The SDLC Development Model (Waterfall Model)

SDLC (Software Development Life Cycle, or System Development Life Cycle) is the traditional, Waterfall approach to systems analysis and design.  It starts with a heavy, documented, requirements-planning-and-sign-off's process, followed by coding, test-case, and user-guide generation, then finally verification (alpha-testing), validation (beta-testing), and release.

According to a recent 2007 survey by VersionOne, nearly 70% of software development organizations are still using the SDLC Development Model.  Others claim the model is outdated and point to the Standish Group's famous CHAOS report as evidence. 

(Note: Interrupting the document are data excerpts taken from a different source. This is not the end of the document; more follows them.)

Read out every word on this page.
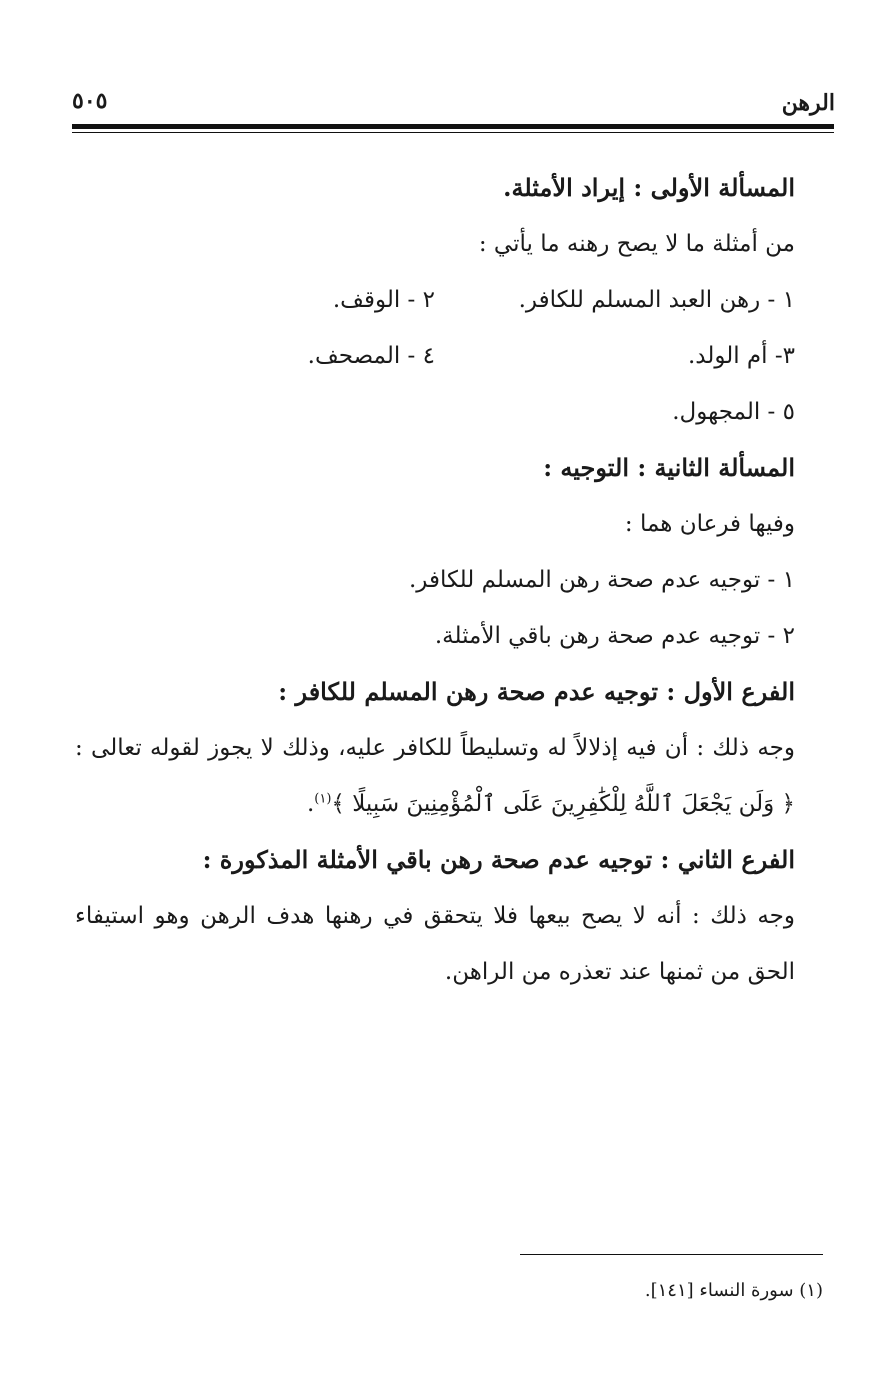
الرهن
٥٠٥

المسألة الأولى : إيراد الأمثلة.

من أمثلة ما لا يصح رهنه ما يأتي :

١ - رهن العبد المسلم للكافر.
٢ - الوقف.
٣- أم الولد.
٤ - المصحف.

٥ - المجهول.

المسألة الثانية : التوجيه :

وفيها فرعان هما :

١ - توجيه عدم صحة رهن المسلم للكافر.

٢ - توجيه عدم صحة رهن باقي الأمثلة.

الفرع الأول : توجيه عدم صحة رهن المسلم للكافر :

وجه ذلك : أن فيه إذلالاً له وتسليطاً للكافر عليه، وذلك لا يجوز لقوله تعالى : ﴿ وَلَن يَجْعَلَ ٱللَّهُ لِلْكَٰفِرِينَ عَلَى ٱلْمُؤْمِنِينَ سَبِيلًا ﴾$^{(١)}$.

الفرع الثاني : توجيه عدم صحة رهن باقي الأمثلة المذكورة :

وجه ذلك : أنه لا يصح بيعها فلا يتحقق في رهنها هدف الرهن وهو استيفاء الحق من ثمنها عند تعذره من الراهن.

(١) سورة النساء [١٤١].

It's been my experience that the software development community is lacking good models for the Waterfall Life Cycle, and that many of these project failures are not because of the Waterfall methodology, but rather, because the teams in question don't know how to implement a Waterfall model successfully.

Although the paperwork is heavy, if performed correctly, this paperwork becomes your quality system, and your up-front quality investment.  It does take longer for the product development group to implement a successful waterfall model, but the benefit to the entire organization--and the customer--is a highly-commercialized product, complete with a thorough users-guide, test-script, validation traceability, release-notes, and a more-accurate timeline-estimation throughout the course of the development project.  Companies that benefit from a highly-commercialized product, like this, require much smaller customer-support teams, enjoy higher customer-retention rates, and have more product-informed customers. 

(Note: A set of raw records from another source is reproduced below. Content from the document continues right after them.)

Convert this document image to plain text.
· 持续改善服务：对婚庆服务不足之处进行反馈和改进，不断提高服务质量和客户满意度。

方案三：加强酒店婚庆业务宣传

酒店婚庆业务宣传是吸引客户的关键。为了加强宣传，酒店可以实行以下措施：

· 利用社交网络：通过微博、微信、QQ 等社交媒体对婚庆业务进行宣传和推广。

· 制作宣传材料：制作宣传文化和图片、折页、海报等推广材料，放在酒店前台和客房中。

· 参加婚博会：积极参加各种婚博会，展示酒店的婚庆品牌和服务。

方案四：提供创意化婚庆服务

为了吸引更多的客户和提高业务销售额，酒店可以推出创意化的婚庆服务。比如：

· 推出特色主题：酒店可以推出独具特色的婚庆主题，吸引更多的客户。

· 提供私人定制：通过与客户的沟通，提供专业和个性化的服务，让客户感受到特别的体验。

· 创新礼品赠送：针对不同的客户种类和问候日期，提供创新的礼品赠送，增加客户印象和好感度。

Many mission-critical systems require the quality inherent in the Waterfall model.  Air-traffic control, life-critical medical software, large-scale government software, and other large enterprise-level software systems should be performed using Waterfall, or SDLC.

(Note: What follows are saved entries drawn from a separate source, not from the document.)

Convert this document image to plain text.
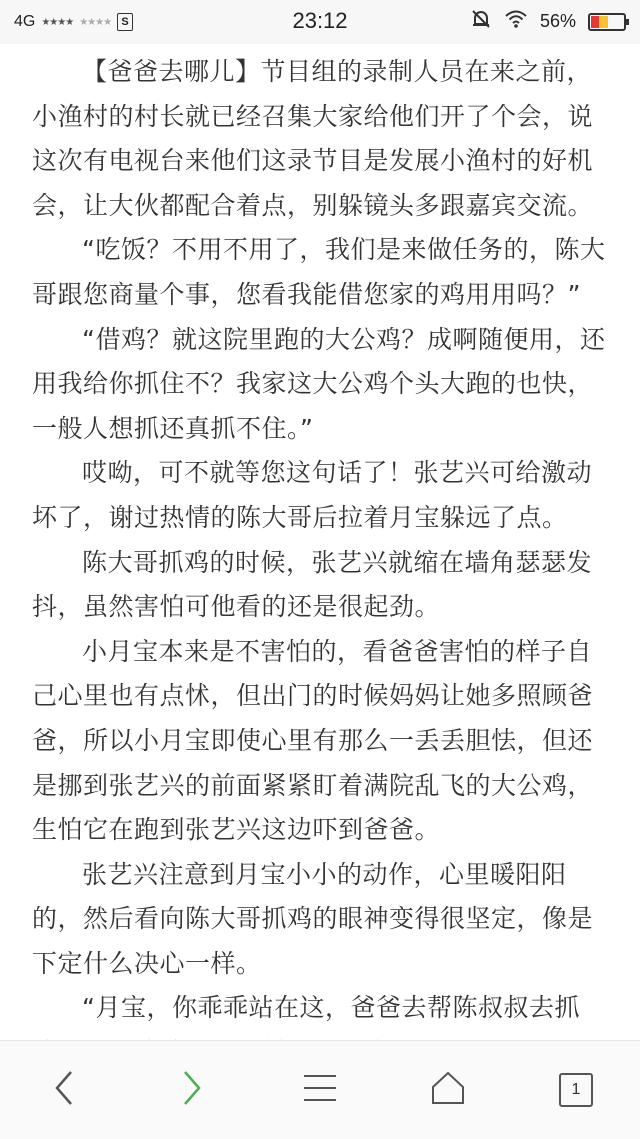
4G ★★★★ ★★★★ S	23:12	56%

【爸爸去哪儿】节目组的录制人员在来之前，小渔村的村长就已经召集大家给他们开了个会，说这次有电视台来他们这录节目是发展小渔村的好机会，让大伙都配合着点，别躲镜头多跟嘉宾交流。

“吃饭？不用不用了，我们是来做任务的，陈大哥跟您商量个事，您看我能借您家的鸡用用吗？”

“借鸡？就这院里跑的大公鸡？成啊随便用，还用我给你抓住不？我家这大公鸡个头大跑的也快，一般人想抓还真抓不住。”

哎呦，可不就等您这句话了！张艺兴可给激动坏了，谢过热情的陈大哥后拉着月宝躲远了点。

陈大哥抓鸡的时候，张艺兴就缩在墙角瑟瑟发抖，虽然害怕可他看的还是很起劲。

小月宝本来是不害怕的，看爸爸害怕的样子自己心里也有点怵，但出门的时候妈妈让她多照顾爸爸，所以小月宝即使心里有那么一丢丢胆怯，但还是挪到张艺兴的前面紧紧盯着满院乱飞的大公鸡，生怕它在跑到张艺兴这边吓到爸爸。

张艺兴注意到月宝小小的动作，心里暖阳阳的，然后看向陈大哥抓鸡的眼神变得很坚定，像是下定什么决心一样。

“月宝，你乖乖站在这，爸爸去帮陈叔叔去抓

1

Stages of the SDLC Development Model

Stage 1 - Planning

The planning stage should account for 5% of the overall time spent on a project.  The Planning stage is a time where resources are allocated, and team assignments are made.  Users and stakeholders that will participate in the project should be selected.  This is a good time to review the development process with everyone involved with the project.

Stage 2 - Requirements

The requirement stage should be about 25% of the overall time spent on a project.  This stage should involve the developers, the stakeholders, and the future users of the system.  It has several parts: 

  • First, a high-level user-profile should be created listing the typical users of the system, and a simple description of their basic needs. 
  • Next, use-cases denoting the scope of the project should be created.  These evolve naturally from the user-profile.
  • The use-cases get listed in a Work-Breakdown-Structure task-list, and then one-by-one, the team elaborates on each use-case creating a requirements-definition document for each appropriate use-case.

Stage 3 - Development

The development stage accounts for about 40% of the overall work of the project.  This stage includes more than just coding.  Developing the test scripts to test the development code is performed during this stage.

Stage 4 - Testing

Testing represents about 20% of the project lifecycle.  If verification testing (alpha testing) is performed properly, validation (beta testing) will be an exercise in testing relevance, rather than testing robustness.  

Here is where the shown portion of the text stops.